At peace yet starting to feel anxious. The wind began creeping over my flesh, casting my hair into my face. The burning eye gripping me, tumbling paralysis returns, creeping through my veins. Feeling toxic, I crawl.
Crawling across the rocks next to the water, the black hole began to churn inside me. The tentacles no one else saw were calling to the sea. An underwater labyrinth had been vivid in my dreams for years. The need to be coveted and under the pressure of the dark water gave me warmth where there was none. I needed a safe place to spread myself wide open, no fear, and no tests upon my mind from the people I detested. In bondage, I was held and could align myself with my own thoughts, focusing on just one person. The world became small. It felt better that way.
Holding myself tight and glancing over the swelling waters, the foam changing colors by the second, I had gripped myself tightly. Knees against chest, arms wrapped around my legs with my head tucked in like a serpent within its egg.
The tears began to flow, washing away the grit on my body. Looking back from where I crawled, the realization was this was home. The binding force of the outer and inner coming together made me feel whole.
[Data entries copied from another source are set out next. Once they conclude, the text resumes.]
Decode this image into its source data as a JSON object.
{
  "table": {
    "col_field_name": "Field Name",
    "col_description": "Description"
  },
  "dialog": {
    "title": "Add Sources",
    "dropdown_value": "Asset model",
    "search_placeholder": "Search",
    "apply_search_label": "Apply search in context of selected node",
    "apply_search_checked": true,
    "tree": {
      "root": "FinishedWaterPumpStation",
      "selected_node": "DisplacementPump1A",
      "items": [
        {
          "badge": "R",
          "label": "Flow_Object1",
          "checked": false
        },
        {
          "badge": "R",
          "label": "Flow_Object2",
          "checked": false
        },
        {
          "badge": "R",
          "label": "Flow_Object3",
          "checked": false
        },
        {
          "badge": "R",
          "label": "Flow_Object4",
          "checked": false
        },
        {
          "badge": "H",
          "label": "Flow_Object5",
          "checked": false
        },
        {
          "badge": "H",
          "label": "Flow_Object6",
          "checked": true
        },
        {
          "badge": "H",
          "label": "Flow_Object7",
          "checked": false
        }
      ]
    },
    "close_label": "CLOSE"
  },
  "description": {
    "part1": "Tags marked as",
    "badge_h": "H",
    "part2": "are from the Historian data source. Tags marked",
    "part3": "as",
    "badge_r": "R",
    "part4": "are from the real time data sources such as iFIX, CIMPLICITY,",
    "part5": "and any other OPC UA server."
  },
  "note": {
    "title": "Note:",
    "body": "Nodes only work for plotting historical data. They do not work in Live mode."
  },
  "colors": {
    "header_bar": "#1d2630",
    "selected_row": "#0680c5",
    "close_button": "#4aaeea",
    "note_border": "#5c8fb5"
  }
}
I accepted all I was ordered to do because I was drained from the chaos that ruled my world.
Somewhere down in this abyss of flesh and frequencies humming lays a goddess unsure of her destiny. I trace across the rocks with my fingertips, rubbing harder and harder. Nails splinter as the release comes coursing through me. Unwinding myself to feel the shape and texture of my surroundings performed an act of awareness that could never be taken back. Spread across this landscape of minerals, I brought energy up through all my pores; grasping all that had been an illusion, what is present, what hasn’t been seen. Bound to this earth.
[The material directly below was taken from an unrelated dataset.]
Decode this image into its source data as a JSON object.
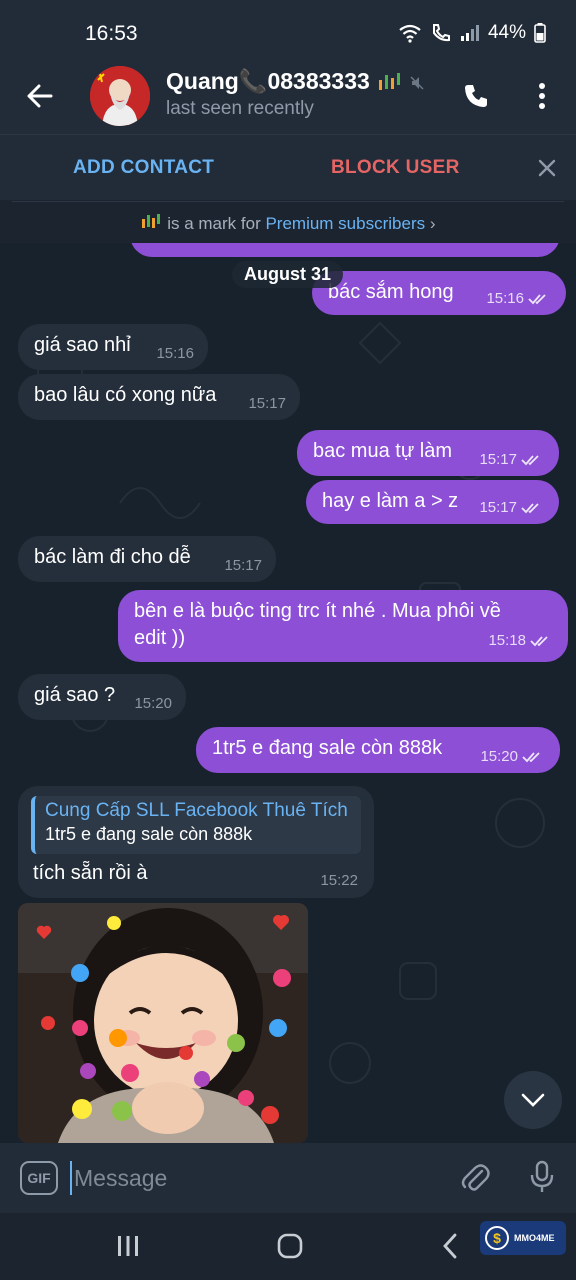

Pain aided me to feel alive. Whether from the burn of the sun, the stinging nettles in the yard, the crack of a whip against my pale flesh, blades entering my skin. It all establishes a rush so far inside that a dissection couldn’t pinpoint the origin. Held tight inside a web of fibers, the tools that would force me open and demand I accept what followed, triggered a response of suspense, yet all was at my consent.
Allowing all of this upon me let me be in control of what it was I was going to endure. These were my terms, my destinies unfolding. I was allowing myself to feel these things. My choice. My obedience. No one was forcing me against a floor with their cock in my throat and blade tightly held up against my neck. This wasn’t being held down by the societal standards I so despised. This wasn’t being the victim once and for all. It was being bound to my own desires, purging out all that didn’t fit. All that had enshrouded me in relentless anguish that caused me to drown myself in pills.
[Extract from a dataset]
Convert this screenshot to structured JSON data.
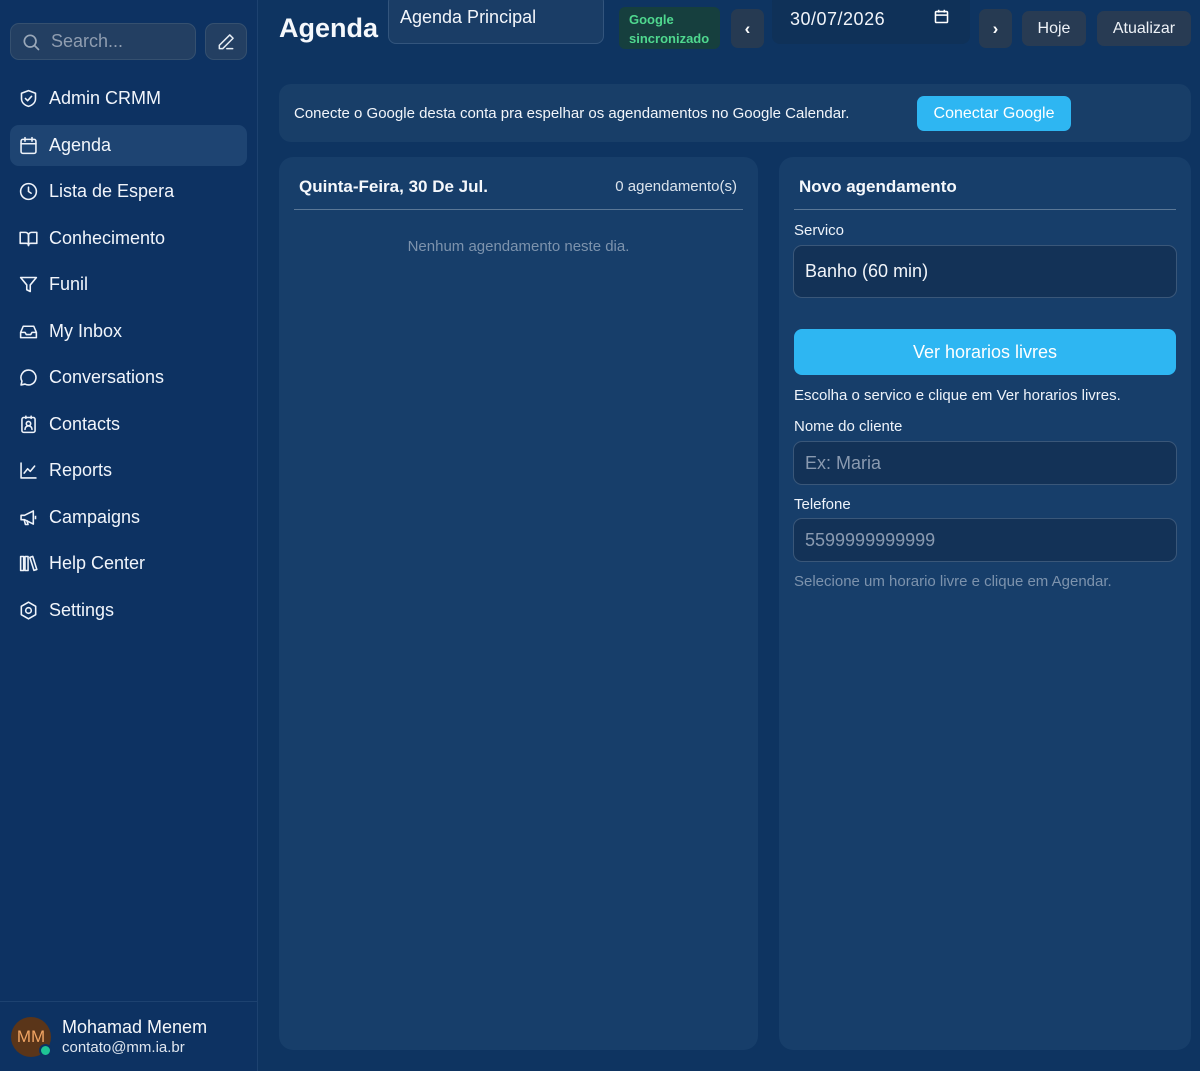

The sea is staring back across these limbs, tugging at my eyes, her soul and my soul in union. My inner eye opens as parts of me unseen begins unwinding toward the edge where current could wrestle me to the bottom of the ocean, burying me within the ancient grains of time that make a bed for creatures best left out of sight and mind; A silent wall that beckons survival in the dark, reaching inward to pull out the infestation in my mind and heart; soon to create the influx of energy from the all seeing eye; The eye that has bound me and set me dangling over the world like a lost satellite.
Traipsing back to where my master lies, I place myself by his side. Erupting with the yearning for his commands. Lying still, closing my eyes, I’m ready to give myself in tune to others this way forever. The sea turns over and over, the crashing spilling into my closed lids. My body lays naked on the sand and rock. I refuse to crawl under the blanket. My body prefers the goose bumps from the salty, wet breeze, the earth slowly infusing me with its energy that has risen from far below. I get back onto my knees awaiting what comes next.